Rafa came to the BSE with almost a decade of experience in research and teaching in his home country, Nicaragua. He abandoned a career in Law shortly after entering a high school classroom for the first time almost ten years ago as a language teacher. Since then, all his work has been dedicated to equity and education. He has been a university lecturer and has worked on Regional Teacher Training Programs funded by international donors. Throughout his career, he has identified these tensions between international development projects and local agency, which have shaped his research.

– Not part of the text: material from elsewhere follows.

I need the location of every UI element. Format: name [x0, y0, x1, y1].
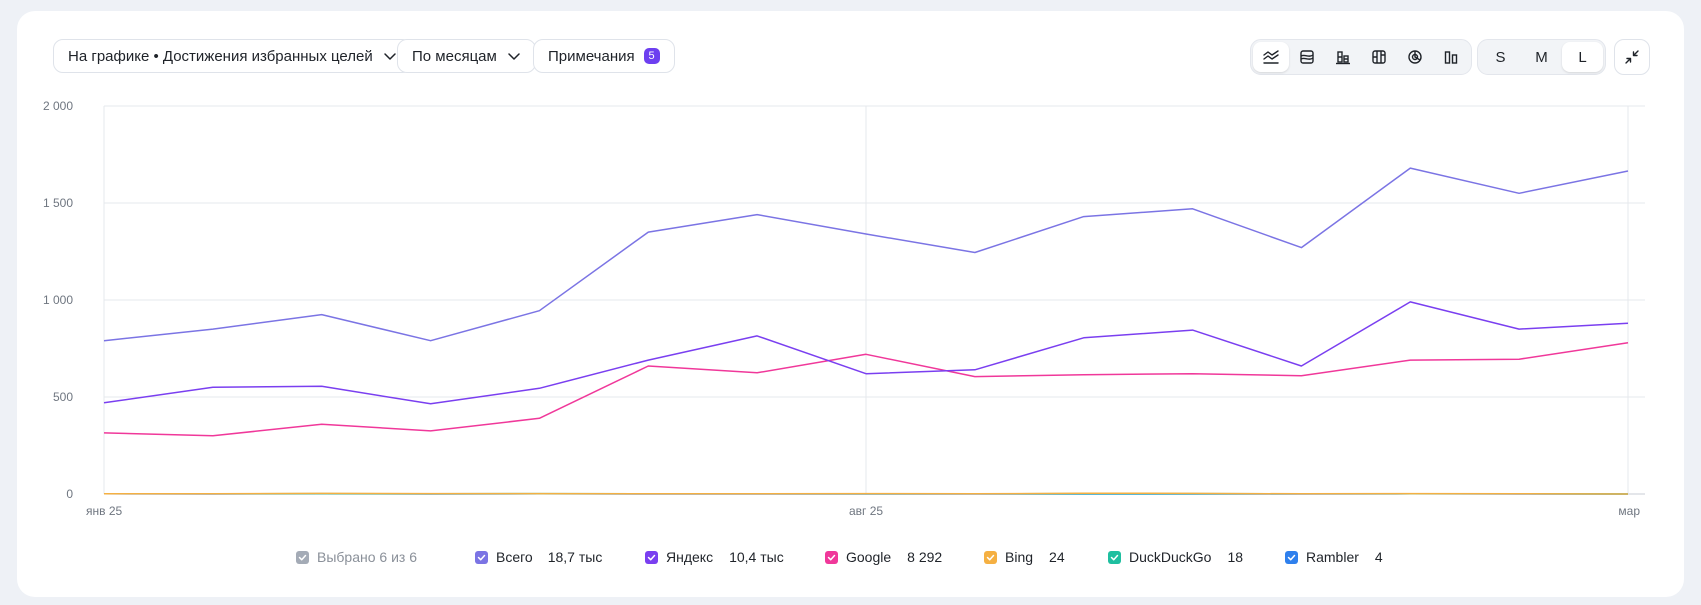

Looking forward, Rafa hopes to continue working at the intersection of research, teaching, and collaborative program design, building bridges between scholarly inquiry and transformative educational practice. His current projects include partnerships with educational organizations in Honduras, Colombia, and Mexico, as well as ongoing research on literacy, technology, and civic reasoning. Through this work, he aims to contribute insights that support rural teachers, strengthen community-rooted educational initiatives, and inform more relational approaches to educational change. He aims to return to his country one day and play a role in Nicaragua's much-needed democratic transition.
Outside academics, Rafa enjoys writing short stories, watching good movies and tv shows, and spending quality time with his loved ones. Broadly, Rafa is always trying to build bridges and connect with people who, like his favorite writer, Roque Dalton, believe that "poetry like bread is for everyone."